I have a chef recipe which clones a specific branch of a git repository that contains two .tgz files and an .sql file. The file names in the repo follow a convention, but are timestamped, which means there's no way to be sure of their exact names with each run. After cloning the repository, I'd like chef to extract both of the .tgz files.
I've gotten everything to work up until the part where chef needs to extract the .tgz files. The client run always errors out with the tgz filenames as nil. I believe the problem is that because of the way chef works, it may not be possible for chef to "discover" a file name that's been added to a directory during its run phase.
During my testing I found that if I clone the git repository before the chef run so that its contents are stored inside of the recipe's files/
directory, those files are included in chef's cache and are extracted as expected. I believe this works because the .tgz files are known to chef at this point; they aren't being made available during the run. This is a solution I can consider as a last resort, but it's not ideal as I'd like to do as little work on the end user's local machine as possible.
I'd like to know if my understanding is correct and if there's a way to achieve what I've outlined. Here's my code:
# Clone the repository
execute "Cloning the #{backup_version} from the #{backup_repository_url} repository" do
command "su #{user} -c 'git clone --single-branch --branch #{backup_version} #{backup_repository_url} #{backup_holding_area}'"
cwd web_root
end
# I need all three files eventually, so find their paths in the directory
# they were cloned to and store them in a hash
backup_files = Hash.new
["code", "media", "db"].each do |type|
backup_files[type.to_sym] = Dir["#{backup_holding_area}/*"].find{ |file| file.include?(type) }
end
# I need to use all three files eventually, but only code and media are .tgz files
# This nil check is where chef fails
unless backup_files[:code].nil? || backup_files[:media].nil? || backup_files[:db].nil?
backup_files.slice(:code, :media).each do |key, file|
archive_file "Restore the backup from #{file}" do
path file
destination web_root
owner user
group group
overwrite :auto
only_if { ::File.exist?(file) }
end
end
end
There are different phases of chef-client run. The "Compile" and "Converge" phase are the relevant ones in this situation. During the run, the "compile" phase comes first, then "converge".
For e.g., the below variable assignment will run during compile phase.
backup_files = Hash.new
Whereas the execute
block (like below) will be run during converge:
execute "Cloning the #{backup_version} from the #{backup_repository_url} repository" do
command "su #{user} -c 'git clone --single-branch --branch #{backup_version} #{backup_repository_url} #{backup_holding_area}'"
cwd web_root
end
As all of the variable assignments are outside the resource blocks, they have been assigned long before the actual convergence. i.e. when files were not even in the destination directory. So they don't have the filenames as we are expecting.

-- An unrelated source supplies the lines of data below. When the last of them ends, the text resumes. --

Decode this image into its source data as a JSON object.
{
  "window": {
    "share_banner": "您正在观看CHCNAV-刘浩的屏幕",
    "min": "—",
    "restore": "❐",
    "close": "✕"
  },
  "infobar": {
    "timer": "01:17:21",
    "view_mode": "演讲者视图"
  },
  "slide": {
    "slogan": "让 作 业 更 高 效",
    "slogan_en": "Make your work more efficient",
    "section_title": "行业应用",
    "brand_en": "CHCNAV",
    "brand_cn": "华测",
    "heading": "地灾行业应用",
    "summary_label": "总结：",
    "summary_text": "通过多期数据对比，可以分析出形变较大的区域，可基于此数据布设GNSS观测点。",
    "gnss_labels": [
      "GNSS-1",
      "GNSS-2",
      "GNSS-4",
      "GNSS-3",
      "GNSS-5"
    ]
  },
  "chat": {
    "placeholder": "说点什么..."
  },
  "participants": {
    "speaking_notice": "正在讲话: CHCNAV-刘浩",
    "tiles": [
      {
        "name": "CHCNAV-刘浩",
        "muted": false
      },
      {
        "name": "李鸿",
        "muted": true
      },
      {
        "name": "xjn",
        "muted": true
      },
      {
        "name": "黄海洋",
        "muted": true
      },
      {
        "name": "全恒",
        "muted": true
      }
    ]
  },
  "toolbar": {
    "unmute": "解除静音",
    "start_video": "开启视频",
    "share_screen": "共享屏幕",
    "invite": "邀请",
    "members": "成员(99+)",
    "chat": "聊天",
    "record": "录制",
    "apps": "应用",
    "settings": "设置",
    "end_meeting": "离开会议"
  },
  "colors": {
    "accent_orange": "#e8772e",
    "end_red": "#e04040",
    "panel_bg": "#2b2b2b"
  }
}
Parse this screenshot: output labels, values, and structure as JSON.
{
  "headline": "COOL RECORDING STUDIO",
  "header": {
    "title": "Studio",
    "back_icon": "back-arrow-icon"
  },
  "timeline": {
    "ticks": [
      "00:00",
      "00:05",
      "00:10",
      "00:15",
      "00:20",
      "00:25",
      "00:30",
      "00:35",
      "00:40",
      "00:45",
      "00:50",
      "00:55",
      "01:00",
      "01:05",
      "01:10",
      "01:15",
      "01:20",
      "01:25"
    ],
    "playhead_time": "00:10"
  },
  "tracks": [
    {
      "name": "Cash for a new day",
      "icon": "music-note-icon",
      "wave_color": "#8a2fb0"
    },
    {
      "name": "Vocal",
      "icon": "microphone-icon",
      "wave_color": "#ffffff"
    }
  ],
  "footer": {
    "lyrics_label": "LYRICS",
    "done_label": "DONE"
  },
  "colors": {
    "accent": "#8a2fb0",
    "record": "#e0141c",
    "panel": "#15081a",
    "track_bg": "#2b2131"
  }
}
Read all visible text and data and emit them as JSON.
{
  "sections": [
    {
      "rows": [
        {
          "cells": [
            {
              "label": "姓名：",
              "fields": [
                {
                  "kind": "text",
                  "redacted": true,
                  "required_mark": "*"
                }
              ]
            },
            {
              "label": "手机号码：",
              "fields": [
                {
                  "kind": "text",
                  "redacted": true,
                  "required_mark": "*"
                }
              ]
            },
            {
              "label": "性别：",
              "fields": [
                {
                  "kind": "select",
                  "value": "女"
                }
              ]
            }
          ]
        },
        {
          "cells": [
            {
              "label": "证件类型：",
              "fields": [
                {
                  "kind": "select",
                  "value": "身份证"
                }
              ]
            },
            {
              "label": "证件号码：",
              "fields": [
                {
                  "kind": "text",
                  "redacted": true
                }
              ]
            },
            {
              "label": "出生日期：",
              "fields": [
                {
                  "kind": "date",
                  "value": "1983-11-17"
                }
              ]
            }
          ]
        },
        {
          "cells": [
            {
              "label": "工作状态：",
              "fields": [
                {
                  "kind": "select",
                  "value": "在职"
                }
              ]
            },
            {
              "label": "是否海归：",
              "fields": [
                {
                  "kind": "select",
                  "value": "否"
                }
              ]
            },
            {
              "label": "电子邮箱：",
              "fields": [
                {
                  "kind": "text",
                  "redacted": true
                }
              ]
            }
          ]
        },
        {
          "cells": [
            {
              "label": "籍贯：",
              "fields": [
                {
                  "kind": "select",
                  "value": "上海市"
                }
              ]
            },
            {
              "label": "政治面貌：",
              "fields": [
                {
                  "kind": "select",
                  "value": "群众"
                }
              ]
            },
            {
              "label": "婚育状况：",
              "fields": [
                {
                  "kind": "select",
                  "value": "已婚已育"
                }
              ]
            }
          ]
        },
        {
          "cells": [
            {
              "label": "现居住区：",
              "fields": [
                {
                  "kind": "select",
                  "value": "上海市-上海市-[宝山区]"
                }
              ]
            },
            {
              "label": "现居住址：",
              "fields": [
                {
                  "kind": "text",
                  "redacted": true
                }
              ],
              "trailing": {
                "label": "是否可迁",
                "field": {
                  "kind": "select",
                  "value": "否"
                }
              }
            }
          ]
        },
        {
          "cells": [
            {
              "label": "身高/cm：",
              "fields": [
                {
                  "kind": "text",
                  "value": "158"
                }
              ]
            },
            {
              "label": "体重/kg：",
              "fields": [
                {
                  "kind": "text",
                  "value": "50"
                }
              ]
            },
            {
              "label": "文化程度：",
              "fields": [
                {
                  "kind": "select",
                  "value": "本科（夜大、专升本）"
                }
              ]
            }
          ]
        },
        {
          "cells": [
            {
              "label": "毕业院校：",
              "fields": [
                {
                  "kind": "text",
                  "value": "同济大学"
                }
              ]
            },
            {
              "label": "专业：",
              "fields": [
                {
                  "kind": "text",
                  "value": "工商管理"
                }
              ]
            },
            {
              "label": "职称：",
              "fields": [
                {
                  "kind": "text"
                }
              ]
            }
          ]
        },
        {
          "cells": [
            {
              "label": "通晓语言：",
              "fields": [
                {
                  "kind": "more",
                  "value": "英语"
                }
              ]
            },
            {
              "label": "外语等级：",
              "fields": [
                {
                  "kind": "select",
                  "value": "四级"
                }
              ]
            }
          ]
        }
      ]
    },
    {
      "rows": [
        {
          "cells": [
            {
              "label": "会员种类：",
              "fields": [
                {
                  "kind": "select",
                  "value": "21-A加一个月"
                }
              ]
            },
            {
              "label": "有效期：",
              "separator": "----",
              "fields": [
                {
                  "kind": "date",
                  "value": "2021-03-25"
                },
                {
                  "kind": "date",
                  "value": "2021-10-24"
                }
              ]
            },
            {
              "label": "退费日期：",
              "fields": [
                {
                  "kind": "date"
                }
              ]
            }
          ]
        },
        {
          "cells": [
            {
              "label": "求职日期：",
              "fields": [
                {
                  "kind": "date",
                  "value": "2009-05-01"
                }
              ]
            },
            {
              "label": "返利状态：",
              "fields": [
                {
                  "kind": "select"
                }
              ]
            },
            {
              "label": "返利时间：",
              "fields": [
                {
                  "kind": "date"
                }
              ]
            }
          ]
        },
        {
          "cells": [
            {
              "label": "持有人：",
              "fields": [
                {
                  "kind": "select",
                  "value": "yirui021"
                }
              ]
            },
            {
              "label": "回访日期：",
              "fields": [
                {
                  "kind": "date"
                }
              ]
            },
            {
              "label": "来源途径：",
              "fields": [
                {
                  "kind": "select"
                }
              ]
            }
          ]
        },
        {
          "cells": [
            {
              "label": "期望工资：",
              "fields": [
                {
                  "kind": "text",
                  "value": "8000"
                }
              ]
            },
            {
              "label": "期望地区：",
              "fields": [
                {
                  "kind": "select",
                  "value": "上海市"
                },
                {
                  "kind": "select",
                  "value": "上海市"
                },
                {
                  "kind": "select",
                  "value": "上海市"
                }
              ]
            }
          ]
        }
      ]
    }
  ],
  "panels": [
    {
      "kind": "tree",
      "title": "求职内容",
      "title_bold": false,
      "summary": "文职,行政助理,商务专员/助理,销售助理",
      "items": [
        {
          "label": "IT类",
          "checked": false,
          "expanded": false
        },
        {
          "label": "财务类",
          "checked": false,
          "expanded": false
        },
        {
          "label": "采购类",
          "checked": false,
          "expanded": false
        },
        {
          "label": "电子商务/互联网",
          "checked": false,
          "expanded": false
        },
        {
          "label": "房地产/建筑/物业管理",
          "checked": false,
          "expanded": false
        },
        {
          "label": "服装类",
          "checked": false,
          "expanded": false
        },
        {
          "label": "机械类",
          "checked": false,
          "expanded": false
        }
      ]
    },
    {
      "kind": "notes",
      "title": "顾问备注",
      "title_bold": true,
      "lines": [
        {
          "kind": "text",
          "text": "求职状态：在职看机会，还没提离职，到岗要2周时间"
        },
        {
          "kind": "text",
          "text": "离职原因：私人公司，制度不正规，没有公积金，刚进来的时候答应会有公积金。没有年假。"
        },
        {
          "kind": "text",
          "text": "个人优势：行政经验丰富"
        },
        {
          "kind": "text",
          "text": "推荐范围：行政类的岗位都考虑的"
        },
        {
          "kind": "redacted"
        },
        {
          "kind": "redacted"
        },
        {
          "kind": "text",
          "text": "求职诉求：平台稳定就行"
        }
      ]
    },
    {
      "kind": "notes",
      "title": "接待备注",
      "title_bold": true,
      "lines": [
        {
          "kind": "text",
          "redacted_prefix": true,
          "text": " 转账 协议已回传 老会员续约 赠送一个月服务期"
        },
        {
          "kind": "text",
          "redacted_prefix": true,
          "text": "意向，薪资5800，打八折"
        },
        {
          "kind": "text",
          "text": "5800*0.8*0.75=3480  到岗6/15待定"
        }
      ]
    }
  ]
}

One way to ensure that we get the filenames is to assign the variables inside a Chef resource. One such resource is the ruby_block
resource.
Using this then we can have recipe like below:
# use execute to clone or use the git resource with properties as required
git backup_holding_area do
repository backup_repository_url
revision backup_version
action :checkout
end
# Iterating over files in directory is still ok as there only 3 files
ruby_block 'get and extract code and media tar files' do
block do
Dir.entries("#{backup_holding_area}").each do |file|
if file.include?('tar.gz')
# appropriate flags can be used for "tar" command as per requirement
system("tar xzf #{backup_holding_area}/#{file} -C #{web_root}")
end
end
end
end